The phase II study results will more than triple the number of patients that have been (hopefully successfully) exposed to NTLA-2002 and thus provide a good basis for the dose chosen to undergo confirmatory phase 3 testing. Based on recent statements, the company will select the 50mg dose which in the phase I study gave -88% plasma PKK reduction, a level well above the -45% reduction where HAE attack rates start to drop off precipitously (Riedel et al 2024).
For those
that continue to experience a rare attack, it may be possible to give
another dose of NTLA-2002. Data from another
(monthly administered) antisense oligonucleotide therapeutic (donidalorsen)
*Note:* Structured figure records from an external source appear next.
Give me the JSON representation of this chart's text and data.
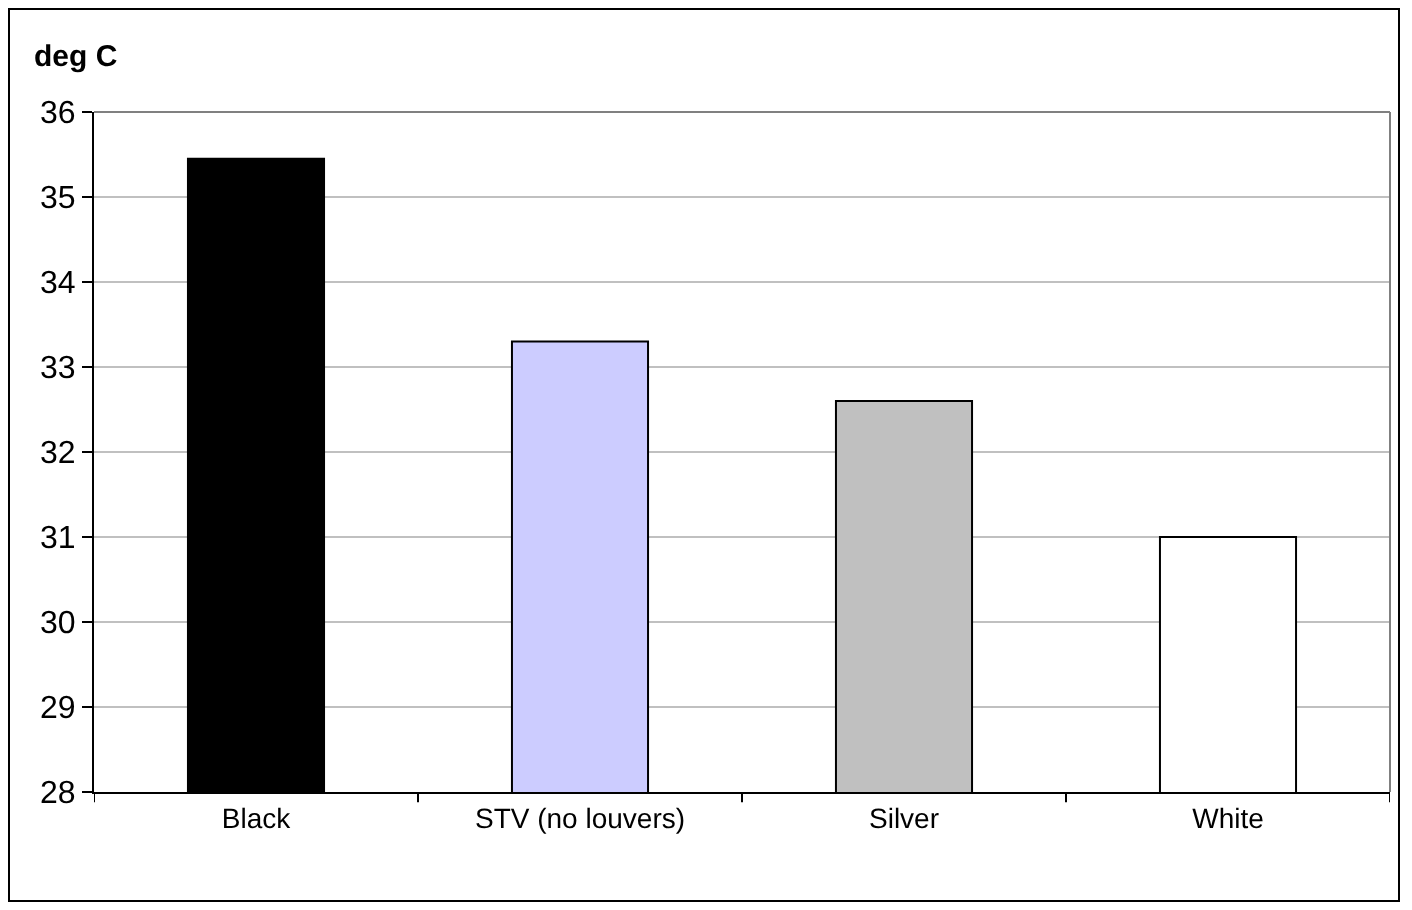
{
  "chart_data": {
    "type": "bar",
    "ylabel": "deg C",
    "categories": [
      "Black",
      "STV (no louvers)",
      "Silver",
      "White"
    ],
    "values": [
      35.45,
      33.3,
      32.6,
      31.0
    ],
    "colors": [
      "#000000",
      "#ccccff",
      "#c0c0c0",
      "#ffffff"
    ],
    "ylim": [
      28,
      36
    ],
    "yticks": [
      28,
      29,
      30,
      31,
      32,
      33,
      34,
      35,
      36
    ],
    "grid": "y"
  }
}
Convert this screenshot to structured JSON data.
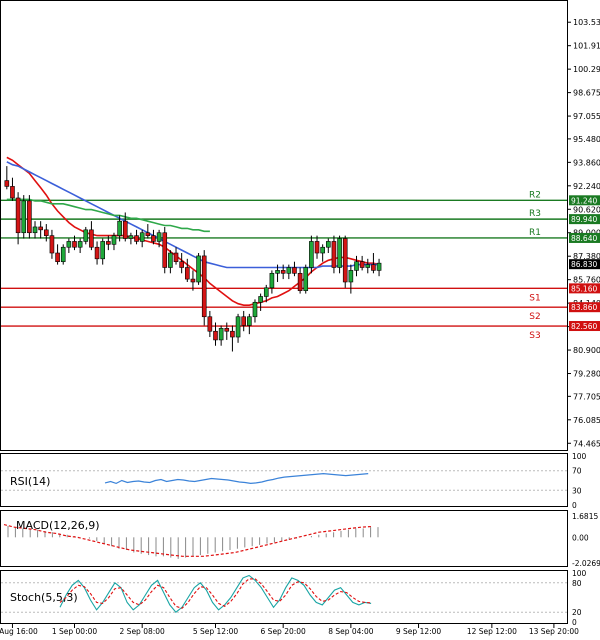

targeting the same PKK gene indicate that attack rate reduction and PKK
inhibition are tightly correlated (Riedel et al 2024). It is therefore conceivable that once plasma PKK
drops below a critical concentration in the blood, swelling attacks are virtually
eliminated. A presentation at the upcoming ACAAI
meeting by the sponsor of donidalorsen, Ionis Pharmaceuticals, should further shed light on this.
Medical
innovation is costly and NTLA-2002 which promises to be the second approved CRISPR
genome editing therapeutic following Casgevy for sickle cell disease will be no different. Given the rarity of HAE, it would not be
surprising if it cost 2 to 3 million USD for treating a patient. This compares to other medications in the
space, including Cinryze or Takzhyro, which often carry annual price tags exceeding
$500,000. Sure, healthcare
administrators are likely to throw up their hands and have sticker shock, but
simple math shows a one-time treatment to be a real money saver for patients
that have decades of disease-free lives in front of them.
Disclosure: this is not medical advice. Always
talk to your HAE specialist doctor first before making a treatment decision.